Il pairing si sta dimostrando valido alleato della categoria e sono in crescita gli italiani che inseriscono una craft beer come prodotto integrante della loro dieta mediterranea.
La scoperta continua di nuovi aromi, poi, contribuisce a galvanizzare la curiosità dei consumatori. L’interesse verso le birre artigianali non è più marginale e contribuisce a creare valore. I numeri fotografano un segmento, uscito finalmente allo scoperto, che guarda verso l’alto e offre di conseguenza anche opportunità lavorative. Gli ultimi dati alla mano sono quelli forniti da Assobirra.
L’associazione di categoria ha ribadito che l’esplosione dei micro birrifici, fenomeno questo alimentato soprattutto da imprenditori in media poco più che trentenni, ha creato nel solo 2017 ben 3mila nuovi posti di lavoro. Il fuoricasa è l’habitat che per primo ha creduto nella birra non pastorizzata né microfiltrata. La grande distribuzione organizzata, giusto ricordarlo, si è accodata e ha sposato il fenomeno solo successivamente. L’Horeca come luogo di riferimento, quindi, e se, in un primo momento, si parlava solo di pub, birrerie, e poi ristoranti tradizionali, oggi anche il canale del Foodservice comincia a rivendicare un ruolo strategico.
Lo sviluppo di nuove catene con un’offerta food sempre più specializzata, mirata e di gourmet, si è inevitabilmente coniugato con il fenomeno delle birre artigianali. «Se un consumatore si reca in una catena che propone un cibo particolare, per forza di cose è lecito attendersi che desideri sorseggiare anche una birra particolare. Più il cibo è articolato nei suoi sapori, più una birra diversa da una classica lager trova il suo spazio» osserva in merito Alfredo Pratolongo, Responsabile Comunicazione di Heineken Italia, filiale del gruppo olandese che, non a caso, nutre un forte interesse nei confronti delle craft beer.

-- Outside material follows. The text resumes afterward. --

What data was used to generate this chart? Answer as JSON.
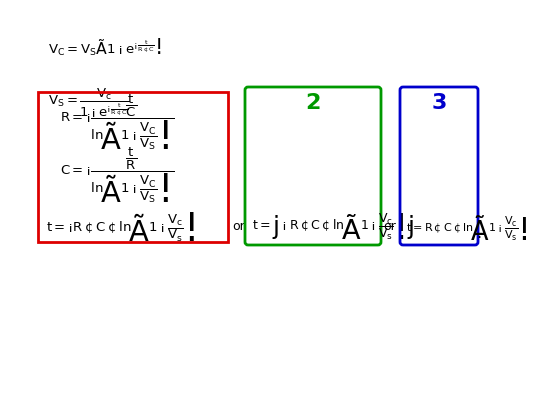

Questo rapporto sempre più affinato tra birra artigianale e cibo è trainato soprattutto dalla generazione individuata nella fascia di età dai 30 ai 45 anni. Lo sostiene uno studio condotto da Fondazione Birra Moretti, che ha effettuato un sondaggio su un campione composto da personale ‘di sala’ dei ristoranti, ossia maître, sommelier e camerieri. Non quindi semplici consumatori, bensì professionisti della ristorazione. Dalle loro risposte, in effetti, è emerso che il target di riferimento beve oggi birra in modo ‘diverso’ rispetto ai coetanei di 10-15 anni fa. A conferma che sono cambiate le abitudini di consumo. La birra non è più un ripiego e il 55% dei commensali tende a ordinare qualcosa di diverso dalla classica lager, preferendo orientarsi verso segmenti più articolati come le tipologie Ale, Blanche, Bock o Ipa. La bevanda, poi, ottiene ancora il maggior numero di consensi se abbinata a un piatto di carne, come ha risposto il 75% degli interpellati dalla ricerca della Fondazione Birra Moretti. Una percentuale rilevante senza dubbio, alla quale però fa da contraltare un 24% di coloro che, la birra, amano sorseggiarla in compagnia di una portata di pesce. Connubio, quest’ultimo, fino a poco tempo fa considerato quasi un’eresia.